Jusqu'ici les données cliniques étant trop faibles pour permettre une conclusion, cette étude effectuée en "vie réelle" est venu apporter les informations nécessaires. Selon la HAS et l'ANSM, il n'y a eu aucun écart constaté permettant de dire qu'une gamme de stents actifs, ou une de stents non actif présentaient un risque ischémique et hémorragiques plutôt qu'une autre.

Pour cette étude 71 918 cas de patients affiliés au régime général de l'Assurance maladie ayant subi l'implantation d'une stent en 2014 ont été étudiés dans l'année suivant l'implantation du dispositif médical. Selon Medscape, qui relaye l'étude, 74% d'entre-eux étaient porteurs de stents actifs et 26% de stents non actifs. Pendant plus de 300 jours, les experts ont évalué parmi les volontaires le moindres risque d'incidence ischémiques, c'est-à-dire un arrêt cardiaque, un choc cardiogénique ou un AVC, par exemple et une incidence de risque hémorragique gastro-intestinales ou dans le cerveau, notamment.
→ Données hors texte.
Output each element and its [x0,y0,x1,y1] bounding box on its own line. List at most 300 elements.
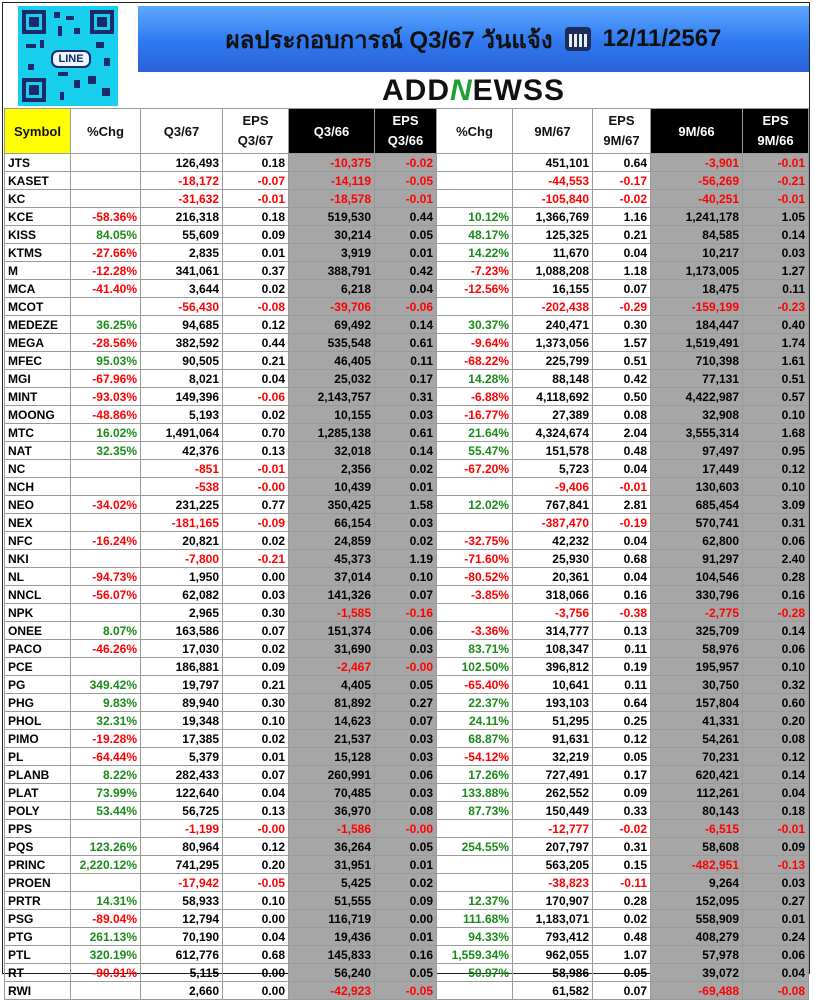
cell-chg-q3: -93.03% [71,388,141,406]
cell-9m-66: 325,709 [651,622,743,640]
cell-eps-q3-67: 0.03 [223,586,289,604]
cell-eps-q3-66: 1.19 [375,550,437,568]
cell-chg-9m [437,172,513,190]
cell-eps-9m-66: 0.60 [743,694,809,712]
col-header-q3-66: Q3/66 [289,109,375,154]
cell-9m-66: 157,804 [651,694,743,712]
cell-eps-9m-66: 0.31 [743,514,809,532]
cell-eps-q3-66: 0.09 [375,892,437,910]
cell-symbol: KCE [5,208,71,226]
cell-q3-66: 19,436 [289,928,375,946]
cell-eps-q3-67: 0.13 [223,802,289,820]
cell-q3-67: 1,491,064 [141,424,223,442]
table-row [5,208,809,226]
cell-chg-9m: -67.20% [437,460,513,478]
table-row [5,550,809,568]
cell-q3-66: 70,485 [289,784,375,802]
cell-9m-67: 25,930 [513,550,593,568]
qr-finder [90,10,114,34]
cell-chg-9m: 254.55% [437,838,513,856]
cell-chg-9m: -6.88% [437,388,513,406]
cell-chg-q3: 123.26% [71,838,141,856]
cell-9m-66: 10,217 [651,244,743,262]
cell-q3-67: 5,115 [141,964,223,982]
cell-eps-9m-67: 1.07 [593,946,651,964]
cell-q3-67: 58,933 [141,892,223,910]
cell-eps-q3-67: 0.77 [223,496,289,514]
cell-symbol: KISS [5,226,71,244]
cell-9m-66: 84,585 [651,226,743,244]
table-row [5,388,809,406]
cell-q3-66: 66,154 [289,514,375,532]
cell-q3-66: -42,923 [289,982,375,1000]
title-banner [138,6,809,72]
cell-9m-66: 80,143 [651,802,743,820]
cell-eps-9m-66: 0.04 [743,964,809,982]
cell-eps-q3-67: 0.70 [223,424,289,442]
cell-q3-67: 70,190 [141,928,223,946]
cell-q3-67: 2,835 [141,244,223,262]
cell-chg-q3: -41.40% [71,280,141,298]
cell-eps-q3-66: 0.14 [375,316,437,334]
cell-eps-q3-67: 0.21 [223,352,289,370]
table-row [5,226,809,244]
cell-9m-67: -387,470 [513,514,593,532]
cell-9m-67: 88,148 [513,370,593,388]
cell-9m-66: -482,951 [651,856,743,874]
col-header-eps-q3-67: EPS Q3/67 [223,109,289,154]
cell-eps-9m-66: -0.01 [743,154,809,172]
cell-eps-q3-67: 0.13 [223,442,289,460]
cell-chg-9m: 1,559.34% [437,946,513,964]
cell-eps-9m-66: 0.24 [743,928,809,946]
cell-chg-9m: 21.64% [437,424,513,442]
col-header-eps-9m-66: EPS 9M/66 [743,109,809,154]
col-header-chg-9m: %Chg [437,109,513,154]
cell-symbol: NEX [5,514,71,532]
cell-chg-q3: -56.07% [71,586,141,604]
cell-q3-66: 21,537 [289,730,375,748]
cell-chg-q3: 8.22% [71,766,141,784]
cell-9m-67: 150,449 [513,802,593,820]
page-title: ผลประกอบการณ์ Q3/67 วันแจ้ง [225,26,553,54]
cell-9m-66: 30,750 [651,676,743,694]
cell-eps-9m-67: -0.38 [593,604,651,622]
cell-eps-9m-67: 1.16 [593,208,651,226]
table-row [5,586,809,604]
cell-chg-9m [437,820,513,838]
cell-eps-q3-67: 0.07 [223,622,289,640]
cell-q3-66: 10,439 [289,478,375,496]
cell-eps-q3-67: -0.05 [223,874,289,892]
cell-eps-q3-66: 0.14 [375,442,437,460]
cell-eps-9m-67: 0.11 [593,676,651,694]
cell-chg-9m: -12.56% [437,280,513,298]
cell-9m-66: 17,449 [651,460,743,478]
table-row [5,622,809,640]
cell-eps-9m-66: 1.05 [743,208,809,226]
cell-9m-67: 1,183,071 [513,910,593,928]
cell-eps-9m-66: 0.32 [743,676,809,694]
cell-9m-67: 962,055 [513,946,593,964]
table-row [5,244,809,262]
cell-q3-67: 5,193 [141,406,223,424]
cell-q3-66: 14,623 [289,712,375,730]
cell-eps-9m-66: 0.06 [743,532,809,550]
cell-chg-9m: 102.50% [437,658,513,676]
cell-q3-67: 80,964 [141,838,223,856]
cell-q3-67: 186,881 [141,658,223,676]
cell-eps-9m-67: 0.04 [593,568,651,586]
cell-symbol: PLANB [5,766,71,784]
cell-eps-q3-66: 0.02 [375,460,437,478]
cell-chg-9m [437,874,513,892]
cell-eps-9m-67: 0.50 [593,388,651,406]
cell-eps-9m-67: 0.04 [593,460,651,478]
cell-q3-67: -7,800 [141,550,223,568]
table-row [5,280,809,298]
cell-eps-9m-67: -0.29 [593,298,651,316]
cell-eps-9m-67: 0.30 [593,316,651,334]
cell-q3-66: 151,374 [289,622,375,640]
cell-q3-66: 51,555 [289,892,375,910]
cell-chg-q3 [71,154,141,172]
cell-chg-q3: 261.13% [71,928,141,946]
cell-chg-9m: -65.40% [437,676,513,694]
cell-chg-9m: 48.17% [437,226,513,244]
cell-eps-9m-67: 0.64 [593,154,651,172]
logo-text-left: ADD [381,74,450,107]
cell-q3-66: 535,548 [289,334,375,352]
cell-symbol: MTC [5,424,71,442]
cell-eps-q3-67: -0.06 [223,388,289,406]
cell-chg-q3: -48.86% [71,406,141,424]
table-row [5,424,809,442]
cell-eps-q3-66: 0.42 [375,262,437,280]
cell-q3-66: 2,143,757 [289,388,375,406]
cell-chg-q3 [71,514,141,532]
cell-symbol: POLY [5,802,71,820]
cell-9m-66: 710,398 [651,352,743,370]
cell-chg-q3 [71,460,141,478]
cell-q3-66: 81,892 [289,694,375,712]
cell-q3-67: 282,433 [141,766,223,784]
cell-q3-67: 231,225 [141,496,223,514]
cell-9m-66: 57,978 [651,946,743,964]
cell-chg-9m: -7.23% [437,262,513,280]
cell-symbol: PIMO [5,730,71,748]
cell-eps-9m-66: -0.01 [743,820,809,838]
cell-q3-66: 10,155 [289,406,375,424]
cell-q3-67: 17,030 [141,640,223,658]
cell-chg-9m: -32.75% [437,532,513,550]
table-row [5,964,809,982]
cell-9m-67: -105,840 [513,190,593,208]
cell-eps-9m-67: 0.42 [593,370,651,388]
cell-9m-67: 51,295 [513,712,593,730]
table-row [5,748,809,766]
cell-9m-66: -56,269 [651,172,743,190]
cell-q3-67: 62,082 [141,586,223,604]
cell-chg-q3 [71,820,141,838]
cell-9m-67: 16,155 [513,280,593,298]
cell-chg-q3: 2,220.12% [71,856,141,874]
cell-eps-9m-66: 2.40 [743,550,809,568]
cell-eps-9m-66: 0.14 [743,622,809,640]
cell-q3-67: 122,640 [141,784,223,802]
cell-chg-9m [437,982,513,1000]
cell-chg-q3 [71,550,141,568]
cell-q3-67: 1,950 [141,568,223,586]
cell-chg-9m [437,298,513,316]
cell-9m-67: 10,641 [513,676,593,694]
cell-chg-9m: 94.33% [437,928,513,946]
table-row [5,982,809,1000]
cell-eps-9m-66: 0.18 [743,802,809,820]
cell-eps-q3-66: 0.44 [375,208,437,226]
col-header-9m-66: 9M/66 [651,109,743,154]
cell-eps-q3-67: -0.21 [223,550,289,568]
table-row [5,352,809,370]
cell-q3-66: 25,032 [289,370,375,388]
cell-chg-q3: -64.44% [71,748,141,766]
cell-q3-67: -1,199 [141,820,223,838]
cell-q3-66: 1,285,138 [289,424,375,442]
cell-9m-67: 125,325 [513,226,593,244]
cell-chg-9m: 68.87% [437,730,513,748]
cell-9m-67: 20,361 [513,568,593,586]
table-row [5,856,809,874]
cell-chg-9m: 14.28% [437,370,513,388]
logo-text-right: EWSS [472,74,566,107]
cell-9m-67: 262,552 [513,784,593,802]
cell-eps-q3-66: 0.01 [375,478,437,496]
table-row [5,370,809,388]
cell-eps-q3-66: 0.00 [375,910,437,928]
cell-symbol: NL [5,568,71,586]
cell-chg-q3 [71,172,141,190]
cell-eps-9m-67: -0.02 [593,820,651,838]
cell-symbol: NPK [5,604,71,622]
cell-symbol: RT [5,964,71,982]
cell-symbol: MCOT [5,298,71,316]
col-header-eps-q3-66: EPS Q3/66 [375,109,437,154]
table-row [5,316,809,334]
cell-eps-q3-66: 0.04 [375,280,437,298]
cell-symbol: M [5,262,71,280]
cell-chg-9m [437,514,513,532]
cell-symbol: NCH [5,478,71,496]
cell-eps-9m-66: 0.01 [743,910,809,928]
cell-eps-q3-66: 0.01 [375,856,437,874]
cell-9m-66: 685,454 [651,496,743,514]
cell-chg-9m [437,190,513,208]
cell-eps-q3-67: 0.30 [223,604,289,622]
cell-chg-9m: 83.71% [437,640,513,658]
cell-9m-67: 793,412 [513,928,593,946]
cell-q3-67: 90,505 [141,352,223,370]
cell-9m-66: 62,800 [651,532,743,550]
table-row [5,190,809,208]
cell-9m-67: 108,347 [513,640,593,658]
line-qr-code[interactable] [18,6,118,106]
cell-chg-9m: 12.02% [437,496,513,514]
cell-chg-q3: -94.73% [71,568,141,586]
cell-eps-9m-67: 0.08 [593,406,651,424]
cell-eps-q3-67: 0.12 [223,838,289,856]
cell-symbol: NNCL [5,586,71,604]
cell-chg-q3: 9.83% [71,694,141,712]
cell-chg-9m: 17.26% [437,766,513,784]
col-header-eps-9m-67: EPS 9M/67 [593,109,651,154]
cell-chg-q3: -28.56% [71,334,141,352]
cell-eps-9m-67: 1.18 [593,262,651,280]
cell-chg-q3: -58.36% [71,208,141,226]
cell-eps-9m-67: 0.13 [593,622,651,640]
cell-q3-66: 5,425 [289,874,375,892]
cell-eps-9m-67: 0.48 [593,442,651,460]
cell-symbol: NEO [5,496,71,514]
col-header-chg-q3: %Chg [71,109,141,154]
table-row [5,874,809,892]
cell-q3-66: 56,240 [289,964,375,982]
cell-9m-67: 396,812 [513,658,593,676]
table-row [5,694,809,712]
cell-eps-q3-67: 0.10 [223,712,289,730]
cell-9m-66: 1,173,005 [651,262,743,280]
cell-9m-67: -12,777 [513,820,593,838]
cell-chg-9m: -68.22% [437,352,513,370]
cell-eps-9m-67: 0.68 [593,550,651,568]
cell-chg-q3: -89.04% [71,910,141,928]
cell-q3-67: 12,794 [141,910,223,928]
cell-eps-9m-66: 0.03 [743,244,809,262]
cell-symbol: MEDEZE [5,316,71,334]
cell-q3-66: 37,014 [289,568,375,586]
cell-eps-q3-67: 0.12 [223,316,289,334]
cell-eps-9m-67: 0.02 [593,910,651,928]
cell-eps-q3-66: 0.05 [375,226,437,244]
cell-eps-q3-66: 0.06 [375,766,437,784]
cell-eps-q3-66: -0.05 [375,982,437,1000]
cell-eps-q3-66: 0.61 [375,424,437,442]
cell-symbol: PHG [5,694,71,712]
table-row [5,478,809,496]
cell-q3-66: 31,690 [289,640,375,658]
cell-9m-67: 27,389 [513,406,593,424]
cell-chg-9m [437,604,513,622]
cell-eps-q3-67: 0.18 [223,154,289,172]
cell-eps-9m-66: 0.12 [743,460,809,478]
cell-eps-9m-67: 0.09 [593,784,651,802]
cell-9m-67: 193,103 [513,694,593,712]
cell-eps-q3-67: 0.37 [223,262,289,280]
cell-chg-q3: 14.31% [71,892,141,910]
cell-q3-67: 149,396 [141,388,223,406]
cell-chg-9m: -80.52% [437,568,513,586]
cell-chg-9m: -3.85% [437,586,513,604]
cell-q3-66: 69,492 [289,316,375,334]
cell-chg-q3 [71,874,141,892]
cell-9m-67: 61,582 [513,982,593,1000]
cell-eps-9m-66: 0.06 [743,640,809,658]
cell-symbol: PL [5,748,71,766]
cell-9m-67: 170,907 [513,892,593,910]
cell-symbol: PPS [5,820,71,838]
cell-symbol: MCA [5,280,71,298]
cell-chg-9m: 111.68% [437,910,513,928]
cell-eps-9m-66: 0.20 [743,712,809,730]
cell-eps-q3-67: 0.04 [223,928,289,946]
table-row [5,838,809,856]
cell-eps-q3-67: 0.07 [223,766,289,784]
cell-eps-q3-67: 0.18 [223,208,289,226]
cell-eps-q3-66: 0.05 [375,676,437,694]
cell-9m-67: 451,101 [513,154,593,172]
cell-9m-66: 570,741 [651,514,743,532]
cell-9m-67: 4,324,674 [513,424,593,442]
cell-eps-9m-66: 0.57 [743,388,809,406]
qr-line-label: LINE [51,50,91,68]
cell-eps-9m-67: 0.19 [593,658,651,676]
cell-symbol: PROEN [5,874,71,892]
cell-q3-67: -538 [141,478,223,496]
cell-chg-q3: 32.31% [71,712,141,730]
cell-symbol: PTG [5,928,71,946]
cell-chg-q3 [71,298,141,316]
cell-symbol: PHOL [5,712,71,730]
cell-chg-9m: -9.64% [437,334,513,352]
table-row [5,802,809,820]
cell-eps-9m-67: -0.17 [593,172,651,190]
cell-chg-q3: -34.02% [71,496,141,514]
table-row [5,766,809,784]
cell-chg-9m: 50.97% [437,964,513,982]
addnewss-logo [138,72,809,108]
cell-symbol: MGI [5,370,71,388]
cell-q3-66: -1,585 [289,604,375,622]
cell-chg-q3: -16.24% [71,532,141,550]
cell-q3-67: -56,430 [141,298,223,316]
cell-eps-9m-67: 2.04 [593,424,651,442]
cell-chg-q3: 36.25% [71,316,141,334]
table-row [5,262,809,280]
cell-eps-q3-66: 0.03 [375,640,437,658]
cell-eps-9m-67: 0.64 [593,694,651,712]
cell-chg-q3: 73.99% [71,784,141,802]
cell-eps-q3-67: -0.01 [223,190,289,208]
table-row [5,334,809,352]
cell-chg-9m: 22.37% [437,694,513,712]
cell-q3-67: 3,644 [141,280,223,298]
cell-9m-66: 1,519,491 [651,334,743,352]
cell-chg-9m: 12.37% [437,892,513,910]
cell-eps-q3-66: 0.10 [375,568,437,586]
cell-eps-9m-67: 0.33 [593,802,651,820]
cell-chg-q3: -27.66% [71,244,141,262]
cell-q3-66: 116,719 [289,910,375,928]
cell-eps-9m-66: 0.16 [743,586,809,604]
cell-chg-9m: -71.60% [437,550,513,568]
cell-eps-9m-66: 0.51 [743,370,809,388]
cell-q3-66: 36,264 [289,838,375,856]
cell-q3-66: -14,119 [289,172,375,190]
cell-chg-9m: 14.22% [437,244,513,262]
cell-q3-67: 19,797 [141,676,223,694]
cell-symbol: NKI [5,550,71,568]
cell-9m-66: -3,901 [651,154,743,172]
cell-eps-q3-66: 0.06 [375,622,437,640]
"Les résultats montrent que les taux des événements ischémiques et hémorragiques ne diffèrent pas entre les gammes de stents actifs", confirme l'ANSM dans un communiqué du 28 février 2018 avant d'ajouter que ces résultats alimentent la réévaluation des conditions de remboursement des stents coronaires qui se poursuit actuellement par la HAS.